Former Maryville athletics director James Campbell was the last to try.
Twenty years ago, Campbell approached Friendsville native and McMinn Central girls’ basketball coach Johnny Morgan about coming home to Blount County.
“I said, ‘I just think I’ve found a home,’” Morgan said.
Twenty years later, one of the most successful coaching careers in Tennessee high school sports has a fitting exclamation point.
McMinn Central beat back Macon County, 48-37, in the Class AA championship game last Saturday night at Middle Tennessee State University. The title was the first for Morgan in 33 seasons with the Chargerettes, but it in no way defines a career that will see the 1972 Friendsville graduate inducted into the Tennessee Secondary School Athletic Association Hall of Fame during ceremonies in Murfreesboro next month.
Morgan took the McMinn Central helm with the 1978 season, the last before girls high school basketball in Tennessee went to the full-court game.
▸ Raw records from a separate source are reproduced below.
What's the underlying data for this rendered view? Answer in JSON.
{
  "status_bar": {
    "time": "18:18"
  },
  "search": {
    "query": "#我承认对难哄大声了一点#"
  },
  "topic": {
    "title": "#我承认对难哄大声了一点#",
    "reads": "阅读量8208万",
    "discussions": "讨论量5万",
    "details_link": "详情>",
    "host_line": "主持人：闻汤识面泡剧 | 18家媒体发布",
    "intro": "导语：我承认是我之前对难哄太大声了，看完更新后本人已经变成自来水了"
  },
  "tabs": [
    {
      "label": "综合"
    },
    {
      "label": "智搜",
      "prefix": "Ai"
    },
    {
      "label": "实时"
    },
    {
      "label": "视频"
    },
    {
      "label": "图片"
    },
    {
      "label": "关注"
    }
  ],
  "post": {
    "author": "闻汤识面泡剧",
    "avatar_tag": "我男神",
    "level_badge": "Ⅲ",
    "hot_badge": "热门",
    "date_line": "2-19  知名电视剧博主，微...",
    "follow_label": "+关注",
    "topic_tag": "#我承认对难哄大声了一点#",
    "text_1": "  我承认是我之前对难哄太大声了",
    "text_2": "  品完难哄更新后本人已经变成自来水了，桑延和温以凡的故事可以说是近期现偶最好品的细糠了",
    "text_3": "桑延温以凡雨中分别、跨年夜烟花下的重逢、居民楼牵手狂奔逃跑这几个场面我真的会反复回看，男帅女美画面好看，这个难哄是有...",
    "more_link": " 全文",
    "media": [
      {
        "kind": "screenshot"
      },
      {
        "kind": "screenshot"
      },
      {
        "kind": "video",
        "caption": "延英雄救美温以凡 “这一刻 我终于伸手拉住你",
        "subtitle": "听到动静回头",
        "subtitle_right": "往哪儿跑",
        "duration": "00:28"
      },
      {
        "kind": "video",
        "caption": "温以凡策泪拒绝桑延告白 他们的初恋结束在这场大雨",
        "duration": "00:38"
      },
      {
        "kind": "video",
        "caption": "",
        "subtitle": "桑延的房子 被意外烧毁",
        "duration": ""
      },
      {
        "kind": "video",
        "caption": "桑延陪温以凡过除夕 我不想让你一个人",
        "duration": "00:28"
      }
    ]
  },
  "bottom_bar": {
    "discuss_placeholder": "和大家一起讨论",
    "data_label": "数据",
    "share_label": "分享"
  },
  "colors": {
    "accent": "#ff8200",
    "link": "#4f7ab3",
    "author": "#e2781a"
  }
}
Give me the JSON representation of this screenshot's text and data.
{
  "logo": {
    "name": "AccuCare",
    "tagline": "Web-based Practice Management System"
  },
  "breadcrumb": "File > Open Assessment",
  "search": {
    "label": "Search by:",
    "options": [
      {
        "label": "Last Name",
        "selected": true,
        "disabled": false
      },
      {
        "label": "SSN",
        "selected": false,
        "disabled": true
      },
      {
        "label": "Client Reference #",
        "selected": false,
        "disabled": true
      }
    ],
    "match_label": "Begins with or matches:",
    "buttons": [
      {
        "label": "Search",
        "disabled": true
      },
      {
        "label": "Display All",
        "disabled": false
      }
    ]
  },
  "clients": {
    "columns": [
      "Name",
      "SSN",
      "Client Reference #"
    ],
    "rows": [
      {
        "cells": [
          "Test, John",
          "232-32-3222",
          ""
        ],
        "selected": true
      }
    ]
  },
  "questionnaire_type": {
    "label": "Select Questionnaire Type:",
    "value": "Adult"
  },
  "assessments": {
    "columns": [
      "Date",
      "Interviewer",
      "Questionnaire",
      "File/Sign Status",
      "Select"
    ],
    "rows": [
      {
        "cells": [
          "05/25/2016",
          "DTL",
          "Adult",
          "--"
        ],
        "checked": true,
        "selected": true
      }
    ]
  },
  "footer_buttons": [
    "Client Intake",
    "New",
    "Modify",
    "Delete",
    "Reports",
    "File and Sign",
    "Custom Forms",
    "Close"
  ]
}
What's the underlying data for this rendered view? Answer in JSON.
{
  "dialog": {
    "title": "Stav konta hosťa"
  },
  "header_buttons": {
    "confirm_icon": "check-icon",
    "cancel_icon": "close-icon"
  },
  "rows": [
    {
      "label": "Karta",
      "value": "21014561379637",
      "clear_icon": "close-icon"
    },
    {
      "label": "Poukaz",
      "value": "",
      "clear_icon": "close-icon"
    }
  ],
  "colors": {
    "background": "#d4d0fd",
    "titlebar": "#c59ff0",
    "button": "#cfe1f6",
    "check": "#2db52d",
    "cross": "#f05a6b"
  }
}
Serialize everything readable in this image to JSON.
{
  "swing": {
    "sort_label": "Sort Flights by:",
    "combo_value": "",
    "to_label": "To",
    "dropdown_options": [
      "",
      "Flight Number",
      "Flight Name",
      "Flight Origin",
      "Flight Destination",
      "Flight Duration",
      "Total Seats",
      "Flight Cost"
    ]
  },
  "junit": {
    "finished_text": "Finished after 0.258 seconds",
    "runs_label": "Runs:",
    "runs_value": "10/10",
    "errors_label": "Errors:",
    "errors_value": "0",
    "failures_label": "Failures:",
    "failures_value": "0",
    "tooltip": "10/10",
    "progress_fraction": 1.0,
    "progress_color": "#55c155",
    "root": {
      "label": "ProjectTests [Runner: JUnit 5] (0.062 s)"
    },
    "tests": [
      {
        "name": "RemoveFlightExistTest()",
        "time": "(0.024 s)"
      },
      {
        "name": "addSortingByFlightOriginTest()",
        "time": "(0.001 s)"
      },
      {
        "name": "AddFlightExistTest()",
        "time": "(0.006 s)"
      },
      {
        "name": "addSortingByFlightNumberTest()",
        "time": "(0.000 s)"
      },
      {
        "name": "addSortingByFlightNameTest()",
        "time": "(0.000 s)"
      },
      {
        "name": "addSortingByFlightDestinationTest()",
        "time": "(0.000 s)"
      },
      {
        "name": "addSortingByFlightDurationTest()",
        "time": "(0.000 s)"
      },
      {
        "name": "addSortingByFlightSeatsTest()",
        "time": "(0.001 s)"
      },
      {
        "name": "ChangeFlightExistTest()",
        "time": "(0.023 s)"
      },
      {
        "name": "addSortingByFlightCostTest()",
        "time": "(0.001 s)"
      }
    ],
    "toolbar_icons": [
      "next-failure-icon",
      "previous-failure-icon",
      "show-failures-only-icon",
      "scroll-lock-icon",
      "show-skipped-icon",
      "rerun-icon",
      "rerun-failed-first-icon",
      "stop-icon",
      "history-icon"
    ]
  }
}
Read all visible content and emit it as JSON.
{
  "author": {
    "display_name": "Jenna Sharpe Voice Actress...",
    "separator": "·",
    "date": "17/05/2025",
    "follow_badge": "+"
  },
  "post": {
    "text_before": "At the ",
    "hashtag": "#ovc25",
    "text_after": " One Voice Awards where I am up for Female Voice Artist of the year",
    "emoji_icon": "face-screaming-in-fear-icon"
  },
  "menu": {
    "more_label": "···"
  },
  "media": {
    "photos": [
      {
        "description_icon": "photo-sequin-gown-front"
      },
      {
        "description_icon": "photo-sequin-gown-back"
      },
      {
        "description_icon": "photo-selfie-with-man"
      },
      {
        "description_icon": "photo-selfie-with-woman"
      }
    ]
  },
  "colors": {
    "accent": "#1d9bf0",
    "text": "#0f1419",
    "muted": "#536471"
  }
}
When the halfcourt, six-on-six game was abandoned, Morgan was ready with a coaching philosophy he’d honed as a player with stops at Friendsville, Hiwassee College and Tennessee Wesleyan.
“We’re going to play hard and we’re going to play man-to-man defense,” he said.
Where other coaches will deploy the occasional zone, Morgan said he’s always taken the approach: “What if you play one defense great?”
“It leaves more practice time to work on offense,” he said.
The wins came with stunning frequency for Morgan through the years. He’ll enter the Hall next month with better than 700 career wins, his teams winning 71 percent of their games. Over the last 10 years, Morgan and assistant coach Joe Young have averaged 30 wins per season.
“I thought we would have a good team this year,” Morgan said, “but I never dreamed we’d end up 35-1.”
His teams have had countless great players through the years, Morgan said, former Miss Basketball Julie Aderhold and current finalist Jenna Adams just to name a couple. Players like undersized post player Tonya Gay, currently girls coach at Alcoa, helped put McMinn Central on the map, Morgan said.
“She wasn’t a post player,” he said, “but boy! You couldn’t stop her from scoring down there.”
Morgan taught a work ethic as much as he did basketball, Gay said. That’s what she remembers most about her former coach, she said, not all the games he’s won. The long-awaited championship couldn’t have happened to a nicer guy.
“I don’t think anyone has ever deserved it more,” Gay said.
To many in the profession, Morgan is the coach’s coach, none more so than Maryville girls coach Kim Bledsoe. The pair grew up together in Friendsville. Bledsoe’s older brother was a Falcon teammate of Morgan’s. Bledsoe was inducted into the Blount County Sports Hall of Fame in 2008, Morgan a year later.
“He’s a great guy,” Bledsoe said, “a class act. He does everything the way it should be done. I just have so much respect for him as a coach.”
Morgan took a surprising approach to last week’s landmark championship game win. Three runner-up finishes, including last season, and 11 trips to the state tournament didn’t make the moment any more special.
“Believe it or not, it didn’t feel any better than the win over Cannon County the night before,” he said. “It didn’t feel any better than defeating Livingston Academy at substate. If you coach to win the state, you’re always going to be disappointed because how many people are going to win it? How many teams would kill to have that opportunity? So you can’t dwell on the negative.”
Deciding not to pursue the Maryville job all those years ago followed much the same matter-of-fact thinking.
“If you’re happy,” Morgan said, “you don’t go somewhere else to see if you like it better.”